Accused murderer Glenn Brown entered a courtroom for his bail hearing at the Waldo Judicial Center in Belfast last October. Credit: Linda Coan O'Kresik / BDN

BELFAST, Maine — A man accused of killing his sister and brother-in-law in a premeditated act of violence at their Waldo home in October 2020 is expected to plead no contest this week.

Glenn Brown, 68, of Benton, has made no deal with state prosecutors ahead of the Wednesday morning plea hearing, his attorney, Jeff Silverstein of Bangor, said Tuesday. The judge will likely  determine what sentence Brown should receive at a later date, his lawyer said. It was not immediately clear what drove Brown to change his plea.

At a  bail hearing last October, Maine Assistant Attorney General Leane Zainea described the killings of Richard and Tina Bowden as “intentional and preplanned.”

“This was not spontaneous conduct,” she told the judge.

According to police documents filed immediately after the deaths, the crime appeared to be connected to a long-simmering family feud over their stepfather’s estate. Brown, who turned himself in to Belfast police, initially told officers he thought he had shot somebody, then said he had shot “two exotic birds.” When police asked where the shooting happened, he said it was in the vicinity of his sister’s home in Waldo.

When officers rushed to the home, they found Tina Bowden dead and Richard Bowden showing only faint signs of life. Both the Bowdens were 64 years old, and each died of a single gunshot wound to the head.

Zainea said at the plea hearing that on the day of the murders, Brown went to a bank and withdrew $14,000 for his wife, which he left at his brother Mitchell Brown’s house. Then he took his brother’s 9 mm gun, the prosecutor said, and stopped his car on Bonne Terre Road, where the Bowdens lived.

“He went to the residence and shot her at the back of the head while she was standing at the kitchen counter,” Zainea said.

Richard Bowden, who had been watching TV in another room, then went into the kitchen, where he was shot, too.

An undated family photo of Richard and Tina Bowden. The couple were killed at their home in Waldo on Oct. 5, 2020. Credit: Courtesy of Diahanne Morse

Soon after the murders, detectives met with Mitchell Brown, who told them that he and his siblings had been involved in an “ongoing civil battle” with Tina Bowden over their stepfather’s estate, according to a police affidavit.

Mitchell Brown told detectives that in the months before and after Cecil “Zeke” Armstrong’s death, Tina Bowden had made her siblings’ lives “extremely difficult” and caused “an enormous amount of animosity within the family,” the affidavit stated. He also said she had excluded the rest of the family from the estate.

Armstrong, who raised seven stepchildren, died in Nov. 2019 and left about $126,000 in assets, plus a house and 25 acres of land in Belfast. The estate was to be divided in seven equal shares, but it’s been tied up in lawsuits for years.
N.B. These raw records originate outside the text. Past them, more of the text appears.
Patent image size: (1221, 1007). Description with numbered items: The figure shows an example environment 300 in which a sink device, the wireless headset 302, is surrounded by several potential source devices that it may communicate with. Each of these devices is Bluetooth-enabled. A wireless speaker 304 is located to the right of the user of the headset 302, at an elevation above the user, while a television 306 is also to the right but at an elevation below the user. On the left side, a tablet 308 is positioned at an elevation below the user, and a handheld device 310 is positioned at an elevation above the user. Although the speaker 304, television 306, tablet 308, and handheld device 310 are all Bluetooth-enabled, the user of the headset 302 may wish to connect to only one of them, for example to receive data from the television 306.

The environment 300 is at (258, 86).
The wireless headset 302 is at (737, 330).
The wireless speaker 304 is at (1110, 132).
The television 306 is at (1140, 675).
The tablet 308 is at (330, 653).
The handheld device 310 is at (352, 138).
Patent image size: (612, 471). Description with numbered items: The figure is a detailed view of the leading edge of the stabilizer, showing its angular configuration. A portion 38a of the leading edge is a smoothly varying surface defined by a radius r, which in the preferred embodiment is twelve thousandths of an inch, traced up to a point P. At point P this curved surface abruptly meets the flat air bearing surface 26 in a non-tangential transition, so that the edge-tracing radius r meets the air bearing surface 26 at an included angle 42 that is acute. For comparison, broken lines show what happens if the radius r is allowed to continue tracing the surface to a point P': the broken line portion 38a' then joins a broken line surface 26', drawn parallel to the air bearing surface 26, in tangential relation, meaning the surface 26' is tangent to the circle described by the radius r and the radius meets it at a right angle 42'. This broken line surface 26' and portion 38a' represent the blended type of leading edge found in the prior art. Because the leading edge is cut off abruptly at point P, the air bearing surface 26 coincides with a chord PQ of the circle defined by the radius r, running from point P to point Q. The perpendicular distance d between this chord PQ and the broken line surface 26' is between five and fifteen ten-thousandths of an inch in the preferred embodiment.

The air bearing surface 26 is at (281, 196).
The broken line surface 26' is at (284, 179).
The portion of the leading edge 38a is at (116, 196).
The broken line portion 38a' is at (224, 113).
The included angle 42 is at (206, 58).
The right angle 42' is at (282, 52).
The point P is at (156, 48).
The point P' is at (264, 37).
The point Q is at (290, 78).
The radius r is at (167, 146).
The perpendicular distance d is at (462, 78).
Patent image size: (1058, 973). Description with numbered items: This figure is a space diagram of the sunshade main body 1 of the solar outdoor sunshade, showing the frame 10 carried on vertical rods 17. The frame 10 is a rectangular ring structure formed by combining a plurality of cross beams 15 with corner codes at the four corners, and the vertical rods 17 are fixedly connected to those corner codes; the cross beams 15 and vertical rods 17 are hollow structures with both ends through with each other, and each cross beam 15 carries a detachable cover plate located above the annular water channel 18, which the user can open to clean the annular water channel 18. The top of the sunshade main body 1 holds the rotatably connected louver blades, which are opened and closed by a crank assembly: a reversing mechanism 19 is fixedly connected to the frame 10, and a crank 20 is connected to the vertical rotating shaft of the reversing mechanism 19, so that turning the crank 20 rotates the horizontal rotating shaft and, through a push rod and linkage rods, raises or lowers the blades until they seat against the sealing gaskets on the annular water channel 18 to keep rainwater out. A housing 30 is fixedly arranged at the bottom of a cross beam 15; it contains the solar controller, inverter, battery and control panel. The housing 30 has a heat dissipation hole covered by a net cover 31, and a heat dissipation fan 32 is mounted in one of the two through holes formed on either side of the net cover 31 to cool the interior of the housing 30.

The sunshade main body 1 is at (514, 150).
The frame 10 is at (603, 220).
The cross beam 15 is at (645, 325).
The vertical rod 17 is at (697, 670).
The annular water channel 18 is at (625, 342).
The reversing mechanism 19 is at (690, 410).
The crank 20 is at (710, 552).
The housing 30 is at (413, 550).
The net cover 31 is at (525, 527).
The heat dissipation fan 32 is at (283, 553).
Some of the tensions within the family had been playing out in court. A few months before the murders, a third brother, Ralph E. Brown of Winterport, filed suit against Tina Bowden, who served as trustee of their stepfather’s estate. In that lawsuit, the brother claimed that his sister refused to provide details about the estate and had dipped into their stepfather’s assets.

But Tina Bowden fought those allegations, saying she only used Armstrong’s money to care for him so he could remain in his home during his life. In her response to the lawsuit, she claimed that Ralph E. Brown and Mitchell Brown had harassed and bullied her as she carried out her duties as trustee. The year before her murder, Bowden obtained a protection order against Mitchell Brown. She also issued a counterclaim against her brother, Ralph E. Brown, for defamation, slander and severe emotional distress.

Mitchell Brown told detectives that while Glenn Brown did not speak of the family’s troubles often, he knew his brother was “very angry with Tina,” according to the police affidavit.

At the bail hearing, people close to Glenn Brown told the judge that he had strong family and community support and would not be a flight risk. He also had no prior criminal record — not even a speeding ticket, his attorney said. But Waldo County Superior Court Justice Robert Murray ultimately found that the severity of the charges against Brown outweighed such mitigating factors and did not allow him to be freed on bail.